2. Smart engineers know Murphy always wins.
Smart engineers are able to solve problems. With that type of thinking, we wouldn't have cars, airplanes, semiconductor plants, etc. "Murphy always wins" is a cop-out for not actually looking at the REAL risks involved. "Smart engineers" actually do the work to look at the REAL risks instead of just spouting slogans...they leave that to management.
3. Nuclear proliferation.
Pretty much a non-issue, I'm not a nuclear scientist but this particular point was debunked very well during the last story /. posted related to nuclear power.

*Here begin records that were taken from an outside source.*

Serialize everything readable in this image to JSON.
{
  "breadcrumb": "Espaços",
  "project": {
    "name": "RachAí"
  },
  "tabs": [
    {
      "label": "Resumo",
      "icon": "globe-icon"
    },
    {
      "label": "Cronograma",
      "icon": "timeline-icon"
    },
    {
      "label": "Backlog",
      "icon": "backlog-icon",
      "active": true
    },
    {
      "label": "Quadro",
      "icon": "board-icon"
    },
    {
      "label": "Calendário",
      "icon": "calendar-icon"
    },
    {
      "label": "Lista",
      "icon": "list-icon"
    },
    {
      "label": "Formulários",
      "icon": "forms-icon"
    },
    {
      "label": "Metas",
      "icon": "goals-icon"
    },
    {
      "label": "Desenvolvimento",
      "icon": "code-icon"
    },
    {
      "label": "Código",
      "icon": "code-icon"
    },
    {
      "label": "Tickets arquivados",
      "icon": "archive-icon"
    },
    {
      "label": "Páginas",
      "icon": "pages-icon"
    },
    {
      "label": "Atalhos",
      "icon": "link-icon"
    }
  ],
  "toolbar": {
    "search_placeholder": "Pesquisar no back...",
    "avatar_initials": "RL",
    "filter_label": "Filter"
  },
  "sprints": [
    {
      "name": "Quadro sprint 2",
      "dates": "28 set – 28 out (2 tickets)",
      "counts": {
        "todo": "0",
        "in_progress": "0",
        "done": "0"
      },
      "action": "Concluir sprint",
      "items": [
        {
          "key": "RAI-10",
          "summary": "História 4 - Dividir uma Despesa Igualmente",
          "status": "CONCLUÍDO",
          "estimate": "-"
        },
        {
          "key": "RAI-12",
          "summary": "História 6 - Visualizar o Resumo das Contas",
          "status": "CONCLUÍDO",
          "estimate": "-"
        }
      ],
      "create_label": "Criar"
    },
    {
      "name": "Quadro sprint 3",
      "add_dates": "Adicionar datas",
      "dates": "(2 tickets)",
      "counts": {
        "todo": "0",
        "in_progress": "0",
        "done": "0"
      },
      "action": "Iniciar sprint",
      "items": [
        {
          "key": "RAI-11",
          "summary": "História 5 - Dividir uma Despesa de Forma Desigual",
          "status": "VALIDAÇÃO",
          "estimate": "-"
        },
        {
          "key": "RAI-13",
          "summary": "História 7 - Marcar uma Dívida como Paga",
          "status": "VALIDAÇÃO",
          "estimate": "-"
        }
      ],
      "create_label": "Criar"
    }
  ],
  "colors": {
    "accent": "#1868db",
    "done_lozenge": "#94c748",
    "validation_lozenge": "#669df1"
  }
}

4. Compared to alternative energy (solar, wind, geothermal, wave, etc.), it's less commercially viable with far more risks.
This really falls under #1. Just like #1 you're not really backing up these claims. For example, solar power is definately NOT cheaper than nuclear power on any meaningful scale.
5. Large monolithic power plants take years to build, the investment makes no sense without government subsidies
That's a policy issue not a technical one. Let the gov't build the plants then. It's not as if the gov't doesn't already subsidize utilities.
Nuclear power: old complex clunky mainframe, prone to bugs.
Pure FUD. Modern nuclear power plants are very safe. You percieve the risk to be greater than it actually is.
Solar power: wireless handheld with worldwide networking
Solar power is NOT PRACTICAL. Solar panels simply do not put out enough power per square meter to be able to meet out energy needs, period.
"To even come close to supplying our energy needs we would need about 500 plants which would require (figuring maintenance roads and access) 25,000 square miles of ground which is equal to the surface area of Connecticut, Delaware, Rhode Island, New Hampshire and New Jersey combined."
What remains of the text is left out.